Tsunami social chez Carrefour

Communiqué du Parti Communiste
 

ceinture« Le temps de l'action est venu ». C’est en ces termes que le Suédois Lars Olofsson, directeur général de Carrefour, ancien numéro deux de Nestlé, a annoncé la liquidation de milliers d’emplois en Belgique. Et il a agi.  La multinationale française a  décidé la fermeture de 14 hypermarchés et 7 supermarchés en. Sept autres supermarchés situés en Flandre seront franchisés, tandis qu’en Wallonie, 3 hypers et 17 supermarchés devraient être cédés au plus offrant.  De nouvelles pressions seront exercées sur les fournisseurs et les sous-traitants. Carrefour a encore annoncé que le siège central du groupe allait être filialisé. En clair, le personnel devrait changer de commission paritaire avec blocage salarial à la clé.
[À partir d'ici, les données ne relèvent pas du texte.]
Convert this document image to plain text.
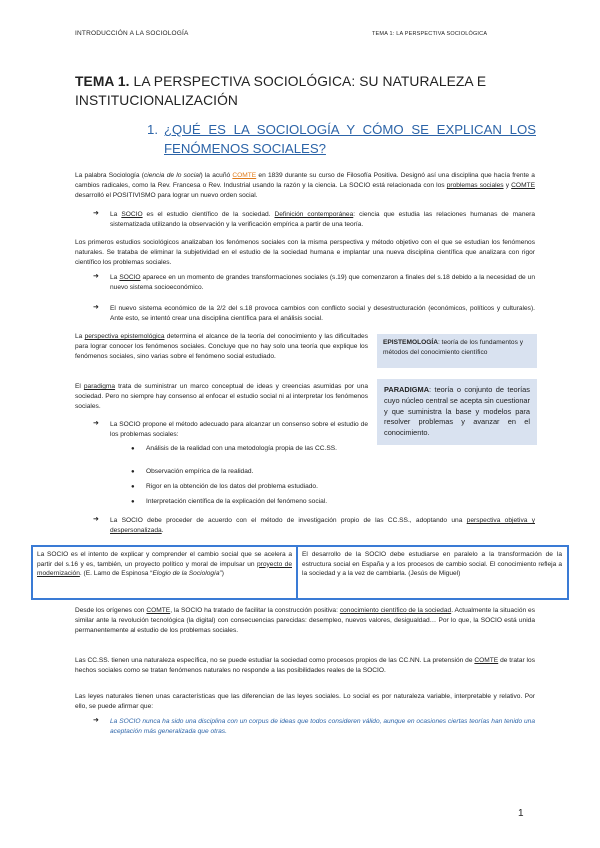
INTRODUCCIÓN A LA SOCIOLOGÍA	TEMA 1: LA PERSPECTIVA SOCIOLÓGICA
TEMA 1. LA PERSPECTIVA SOCIOLÓGICA: SU NATURALEZA E
INSTITUCIONALIZACIÓN
1. ¿QUÉ ES LA SOCIOLOGÍA Y CÓMO SE EXPLICAN LOS
FENÓMENOS SOCIALES?
La palabra Sociología (ciencia de lo social) la acuñó COMTE en 1839 durante su curso de Filosofía Positiva. Designó así una disciplina que hacía frente a cambios radicales, como la Rev. Francesa o Rev. Industrial usando la razón y la ciencia. La SOCIO está relacionada con los problemas sociales y COMTE desarrolló el POSITIVISMO para lograr un nuevo orden social.
➜ La SOCIO es el estudio científico de la sociedad. Definición contemporánea: ciencia que estudia las relaciones humanas de manera sistematizada utilizando la observación y la verificación empírica a partir de una teoría.
Los primeros estudios sociológicos analizaban los fenómenos sociales con la misma perspectiva y método objetivo con el que se estudian los fenómenos naturales. Se trataba de eliminar la subjetividad en el estudio de la sociedad humana e implantar una nueva disciplina científica que analizara con rigor científico los problemas sociales.
➜ La SOCIO aparece en un momento de grandes transformaciones sociales (s.19) que comenzaron a finales del s.18 debido a la necesidad de un nuevo sistema socioeconómico.
➜ El nuevo sistema económico de la 2/2 del s.18 provoca cambios con conflicto social y desestructuración (económicos, políticos y culturales). Ante esto, se intentó crear una disciplina científica para el análisis social.
La perspectiva epistemológica determina el alcance de la teoría del conocimiento y las dificultades para lograr conocer los fenómenos sociales. Concluye que no hay solo una teoría que explique los fenómenos sociales, sino varias sobre el fenómeno social estudiado.
EPISTEMOLOGÍA: teoría de los fundamentos y métodos del conocimiento científico
El paradigma trata de suministrar un marco conceptual de ideas y creencias asumidas por una sociedad. Pero no siempre hay consenso al enfocar el estudio social ni al interpretar los fenómenos sociales.
PARADIGMA: teoría o conjunto de teorías cuyo núcleo central se acepta sin cuestionar y que suministra la base y modelos para resolver problemas y avanzar en el conocimiento.
➜ La SOCIO propone el método adecuado para alcanzar un consenso sobre el estudio de los problemas sociales:
● Análisis de la realidad con una metodología propia de las CC.SS.
● Observación empírica de la realidad.
● Rigor en la obtención de los datos del problema estudiado.
● Interpretación científica de la explicación del fenómeno social.
➜ La SOCIO debe proceder de acuerdo con el método de investigación propio de las CC.SS., adoptando una perspectiva objetiva y despersonalizada.
La SOCIO es el intento de explicar y comprender el cambio social que se acelera a partir del s.16 y es, también, un proyecto político y moral de impulsar un proyecto de modernización. (E. Lamo de Espinosa “Elogio de la Sociología”)
El desarrollo de la SOCIO debe estudiarse en paralelo a la transformación de la estructura social en España y a los procesos de cambio social. El conocimiento refleja a la sociedad y a la vez de cambiarla. (Jesús de Miguel)
Desde los orígenes con COMTE, la SOCIO ha tratado de facilitar la construcción positiva: conocimiento científico de la sociedad. Actualmente la situación es similar ante la revolución tecnológica (la digital) con consecuencias parecidas: desempleo, nuevos valores, desigualdad… Por lo que, la SOCIO está unida permanentemente al estudio de los problemas sociales.
Las CC.SS. tienen una naturaleza específica, no se puede estudiar la sociedad como procesos propios de las CC.NN. La pretensión de COMTE de tratar los hechos sociales como se tratan fenómenos naturales no responde a las posibilidades reales de la SOCIO.
Las leyes naturales tienen unas características que las diferencian de las leyes sociales. Lo social es por naturaleza variable, interpretable y relativo. Por ello, se puede afirmar que:
➜ La SOCIO nunca ha sido una disciplina con un corpus de ideas que todos consideren válido, aunque en ocasiones ciertas teorías han tenido una aceptación más generalizada que otras.
1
Premier groupe européen du secteur, second au niveau mondial et neuvième
employeur privé de la planète, géré par des financiers américains et français, Carrefour  n’en est pas à son premier tsunami social, en France ou sur les cinq continents. Carrefour Belgique avait déjà procédé à une restructuration en 2007, en supprimant 900 emplois et en fermant 16 magasins GB… Au même moment, le distributeur annonce qu’il va s’implanter dans plusieurs pays des Balkans.

Ce sont là des étapes dans le vaste plan amorcé dès sa prise de fonction le 1er janvier 2009 par Lars Olofsson. Il s’agissait, disait-il à l’époque, de réaliser d’ici à 2012 de l’ordre de 4,5 milliards d’euros d’économies dont 3,1 milliards sur les « frais de fonctionnement ».

La direction a scandaleusement rejeté la responsabilité de cet énorme gâchis social sur le personnel – trop « coûteux » ! - et les syndicats – trop « intransigeants » ! Cela, alors que la multinationale est connue comme un employeur peu regardant sur les conditions de travail, les revenus et les statuts de ses employés, allant jusqu’à exercer une surveillance parfois proche de l’espionnage sur ceux-ci.

Le Parti communiste partage la vive émotion ressentie par les salariés de Carrefour et leur exprime son entière solidarité dans leur combat. Il est inacceptable que les travailleurs soient les victimes d’une situation économique dont ils ne sont en rien responsables. Il est tout aussi inadmissible que la crise soit prétexte à une restructuration qui camoufle, selon de nombreux observateurs, des « erreurs de gestions » liées aux gigantesques fusions-acquisition menées depuis des décennies, à des opérations financières hasardeuses et à l’appétit de profits de ses actionnaires.